#ATTENDANCE QUIZ for Lecture 7 of Math251(Dr. Z.)
#EMAIL  RIGHT AFTER YOU WATCHED THE VIDEO
#BUT NO LATER THAN  Sept. 28, 2020, 8:00PM (Rutgers time)
#THIS .txt FILE (EDITED WITH YOUR ANSWERS)
#TO:
#DrZcalc3@gmail.com
#Subject: aq7
#with an ATTACHMENT CALLED:
#aq7FirstLast.txt
#(e.g. aq7DoronZeilberger.txt)




#LIST ALL THE ATTENDANCE QUESTIONS FOLLOWED BY THEIR ANSWERS:

#Let a :=5th digit of your RUID; B:=2nd digit of your RUID

#Let f(x,y):= x^a + b*x^(2*a)*y^3

#Find the two partial derivatives of f(x,y)
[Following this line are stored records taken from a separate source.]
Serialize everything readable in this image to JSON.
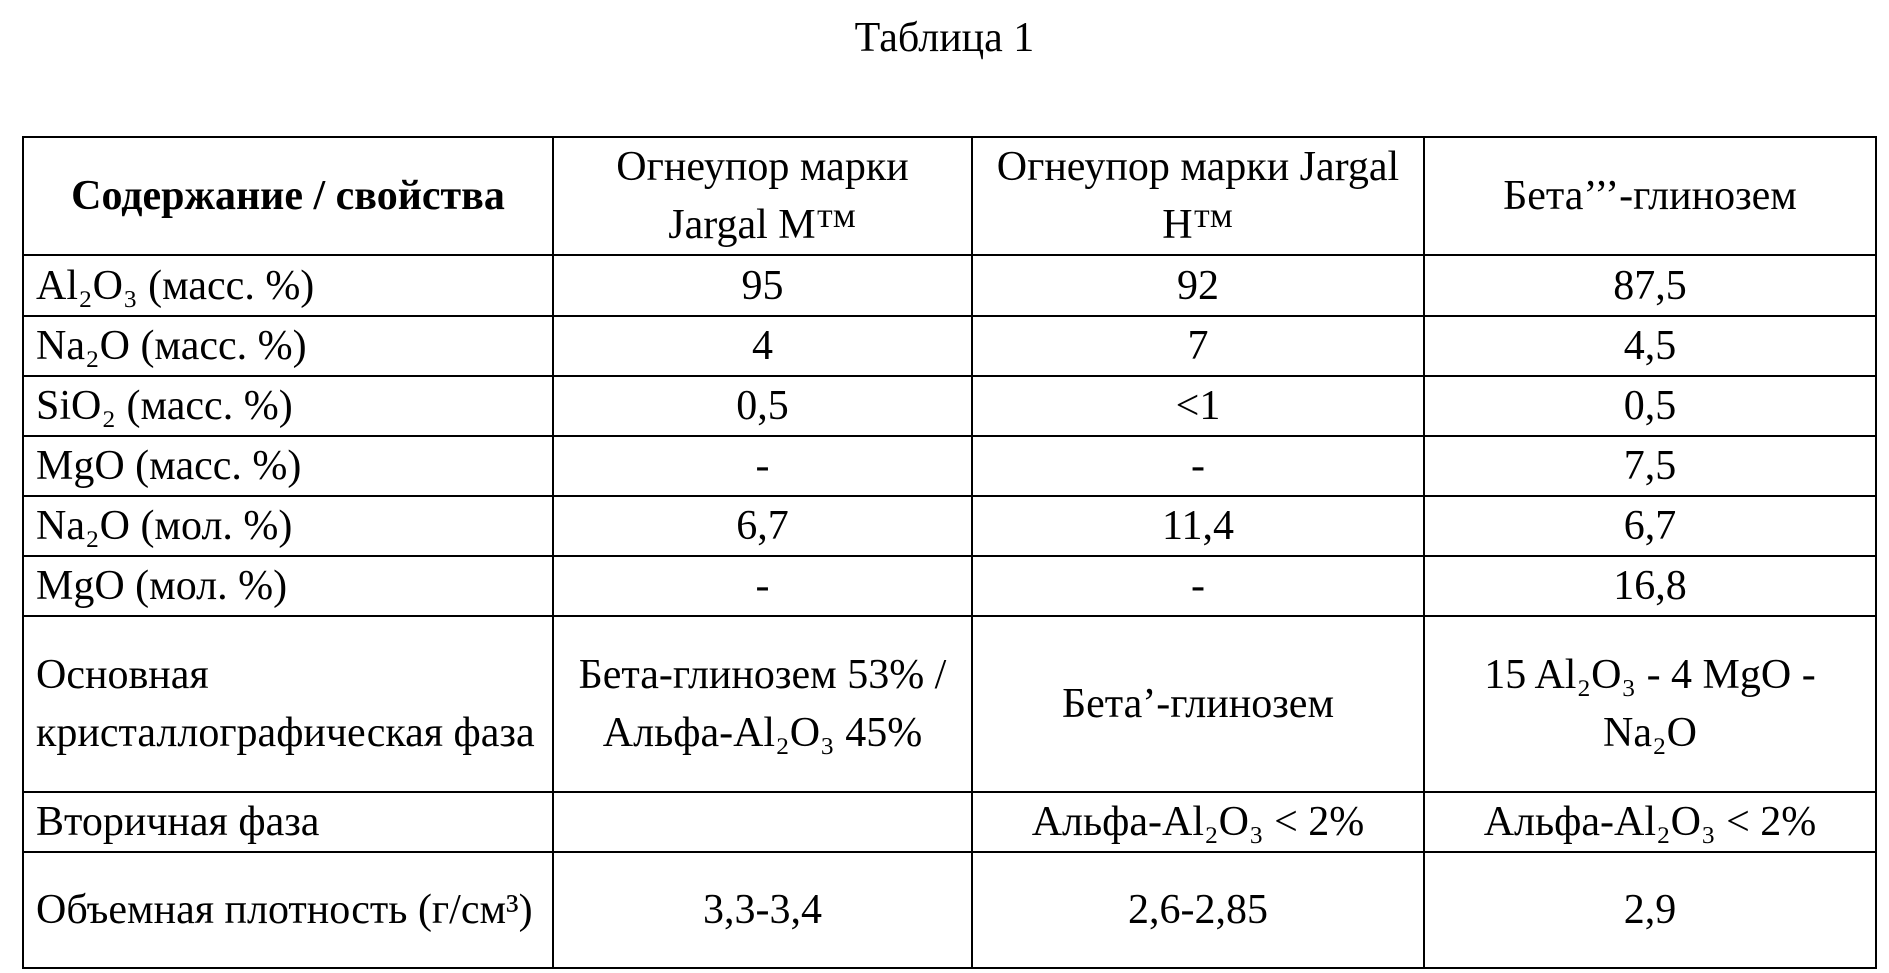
{
  "header": {
    "title": "Таблица 1"
  },
  "table": {
    "header": [
      "Содержание / свойства",
      "Огнеупор марки Jargal M™",
      "Огнеупор марки Jargal H™",
      "Бета’’’-глинозем"
    ],
    "rows": [
      [
        "Al₂O₃ (масс. %)",
        "95",
        "92",
        "87,5"
      ],
      [
        "Na₂O (масс. %)",
        "4",
        "7",
        "4,5"
      ],
      [
        "SiO₂ (масс. %)",
        "0,5",
        "<1",
        "0,5"
      ],
      [
        "MgO (масс. %)",
        "-",
        "-",
        "7,5"
      ],
      [
        "Na₂O (мол. %)",
        "6,7",
        "11,4",
        "6,7"
      ],
      [
        "MgO (мол. %)",
        "-",
        "-",
        "16,8"
      ],
      [
        "Основная кристаллографическая фаза",
        "Бета-глинозем 53% / Альфа-Al₂O₃ 45%",
        "Бета’-глинозем",
        "15 Al₂O₃ - 4 MgO - Na₂O"
      ],
      [
        "Вторичная фаза",
        null,
        "Альфа-Al₂O₃ < 2%",
        "Альфа-Al₂O₃ < 2%"
      ],
      [
        "Объемная плотность (г/см³)",
        "3,3-3,4",
        "2,6-2,85",
        "2,9"
      ]
    ]
  }
}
#Answer to attendance question 1:

f(x,y):=x^0 + 8x^0y^3
f(x,y):= 1+8y^3

f'x=0
f'y=24y^2

#attendence question 2:

With a and b as above,  find f_x (z(x,y) and f_y (z(x,y)) IF x,y,z ARE RELATED BY THE RELATIONSHIP (EQUATION)

x^a * y^2 + x^2*y^(3b)*z^3 = exp(x*y*z)

#Answer to attendance question 2:


x^0y^2 + x^2y^24z^3

y^2 + x^2y^24z^3 = exp(x*y*z)




#Attendence question 3:

# Do the second part, find f_y(1,1)


#Answer to attendance problem 3:

I may have done it wrong on paper but I also got 0


#Attendence problem 4:

#Is the answer the same, is f_y(1,1) also 0?
#could you have predicted it without doing the calculation? 

I think maybe because x and y are the same in the equation and in the point? 
There's x^2 and y^2 and x*y+x*y so turning them into constants is the same as well. 


#Attendance Problem 5:
Let a and b be as above

Find the Equation of the tangent plane to the surface 

z = x^a + y^b + a*b*x*y AT the point (1,1,2+a*b)

Answer to attendance problem 5:

z=x^8 + y^0 + 0 at the point (1,1,2)

f = x^8 + 1 -  z

f_x(x,y,z)= 8x^7

f_z(x,y,z)= -1 = 0


8x^7i -k

(1,0,-1)

(x,y,z)(1,0,-1)=(1,1,2)(1,0,-1)
X-z=1-2

x-z=-1